In fact, the target is broader than the iPhone, since all of the Web
applications that work on the iPhone also work on the new iPod Touch
multimedia player. The "Touch" is a phone-less iPhone essentially, with all
the touch screen interface and WiFi-enabled Web browsing of the phone.
Arguably, the Touch may sell more units than the iPhone, and it is that
platform of WiFi multimedia devices where the Texterity design gets
interesting.

Increasingly, mobile devices will have larger screens, fatter pipes and more
flexible interfaces. All of our content will move from the limitations of the
current WAP page and SMS messaging into mobile broadband on richer receivers.

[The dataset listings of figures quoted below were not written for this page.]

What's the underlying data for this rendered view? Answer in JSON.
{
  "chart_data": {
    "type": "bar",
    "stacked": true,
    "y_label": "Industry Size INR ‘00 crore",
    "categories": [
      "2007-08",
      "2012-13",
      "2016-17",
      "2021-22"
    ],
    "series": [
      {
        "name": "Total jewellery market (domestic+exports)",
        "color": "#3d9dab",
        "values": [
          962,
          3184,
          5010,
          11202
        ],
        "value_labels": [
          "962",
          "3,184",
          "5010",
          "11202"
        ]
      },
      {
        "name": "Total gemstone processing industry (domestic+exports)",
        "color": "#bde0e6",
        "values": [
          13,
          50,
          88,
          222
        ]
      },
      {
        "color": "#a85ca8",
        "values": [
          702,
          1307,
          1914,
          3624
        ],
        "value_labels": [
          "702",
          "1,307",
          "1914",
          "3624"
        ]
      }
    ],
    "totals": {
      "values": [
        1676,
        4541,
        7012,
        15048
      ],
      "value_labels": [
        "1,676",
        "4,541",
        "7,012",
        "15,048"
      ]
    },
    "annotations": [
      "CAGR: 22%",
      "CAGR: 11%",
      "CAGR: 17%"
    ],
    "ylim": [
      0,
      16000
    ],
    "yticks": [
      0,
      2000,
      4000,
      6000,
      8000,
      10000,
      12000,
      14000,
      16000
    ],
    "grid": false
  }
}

When I spoke recently to Cimarron Buser, VP of marketing at Texterity, he said
that with good marketing and awareness of the alternative, up to 15% of B2B
readers are showing a preference for the digital versions of their business
pubs because of superior convenience and searchability. When the company sends
its e-mail ticklers to digital subscribers reminding them a new issue is
available, Texterity sees typically a 30% to 80% email open rate for the email
and a 10% to 50% "read rate," which indicates the user clicked through to
engage the magazine. Compared to the usual read rates of print versions of B2B
pubs, Buser says that percentage is pretty good.

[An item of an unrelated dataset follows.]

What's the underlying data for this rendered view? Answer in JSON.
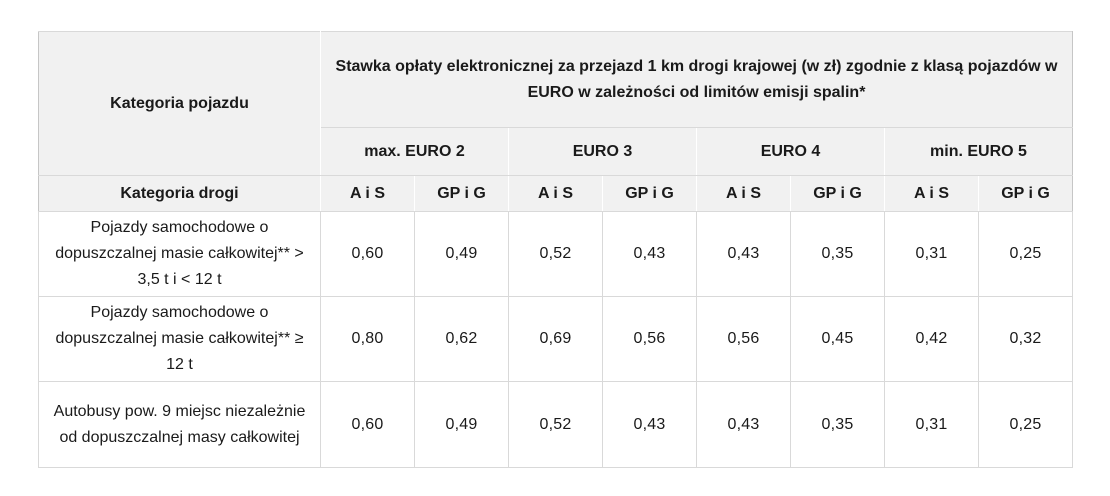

The digital magazine format has always been in need of a technology on which
it can work more effectively. Back in 2001 when many of these companies first
emerged, the likely target was the laptop. Downloadable magazines (the early
model for this platform) sold themselves as fully portable apart from the Web.

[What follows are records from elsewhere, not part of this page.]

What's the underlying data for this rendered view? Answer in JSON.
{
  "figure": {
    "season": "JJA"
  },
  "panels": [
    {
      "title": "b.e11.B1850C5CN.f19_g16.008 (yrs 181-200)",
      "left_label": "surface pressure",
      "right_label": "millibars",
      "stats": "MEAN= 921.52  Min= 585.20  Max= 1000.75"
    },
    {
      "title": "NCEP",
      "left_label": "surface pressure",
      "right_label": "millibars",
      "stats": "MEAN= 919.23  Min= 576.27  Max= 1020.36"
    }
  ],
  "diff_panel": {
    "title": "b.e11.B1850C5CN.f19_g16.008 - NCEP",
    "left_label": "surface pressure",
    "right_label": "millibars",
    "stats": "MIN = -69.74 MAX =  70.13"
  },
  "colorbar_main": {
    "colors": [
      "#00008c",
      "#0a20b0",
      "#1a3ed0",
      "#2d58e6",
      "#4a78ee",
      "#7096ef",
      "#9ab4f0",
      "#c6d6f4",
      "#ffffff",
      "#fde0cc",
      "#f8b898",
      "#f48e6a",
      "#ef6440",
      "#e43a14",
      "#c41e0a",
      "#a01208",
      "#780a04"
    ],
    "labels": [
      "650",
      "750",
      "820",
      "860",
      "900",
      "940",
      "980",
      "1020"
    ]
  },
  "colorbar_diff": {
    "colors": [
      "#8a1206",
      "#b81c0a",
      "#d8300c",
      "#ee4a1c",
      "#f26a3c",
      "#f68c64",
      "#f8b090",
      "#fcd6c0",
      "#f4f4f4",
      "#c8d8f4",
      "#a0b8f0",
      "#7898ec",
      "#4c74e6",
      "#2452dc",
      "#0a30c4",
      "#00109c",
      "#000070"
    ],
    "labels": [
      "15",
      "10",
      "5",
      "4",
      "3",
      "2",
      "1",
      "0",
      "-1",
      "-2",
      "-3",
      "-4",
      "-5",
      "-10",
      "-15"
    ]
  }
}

You could read your stack of magazines from the laptop on the plane. When the
Tablet PC came out in the early 2000s, that too was touted as the perfect
reading device for digital magazines because of its oblong orientation and
book- like format. The new Amazon Kindle book reader also has magazines in its
mix.

The iPhone and iPod Touch, along with new mobile Internet browsers from Nokia,
are helping to revive interest in the portable multimedia device coming from a
different direction. While previous attempts try to shrink the desktop to
portable size, the newer approach seems to expand the mobile phone platform
upwards to embrace more robust browsing. Given the ubiquity of cell phones,
this looks like a better bet than Tablets or portable book readers. Hybrid
cell/WiFi devices could well be the sweet spot that digi-mags have been
waiting for. Experiments like Texterity's in iPhone magazine design could be
shooting just ahead of the tech trajectory, but our guess is there is
important learning here for the day when design and technology come together.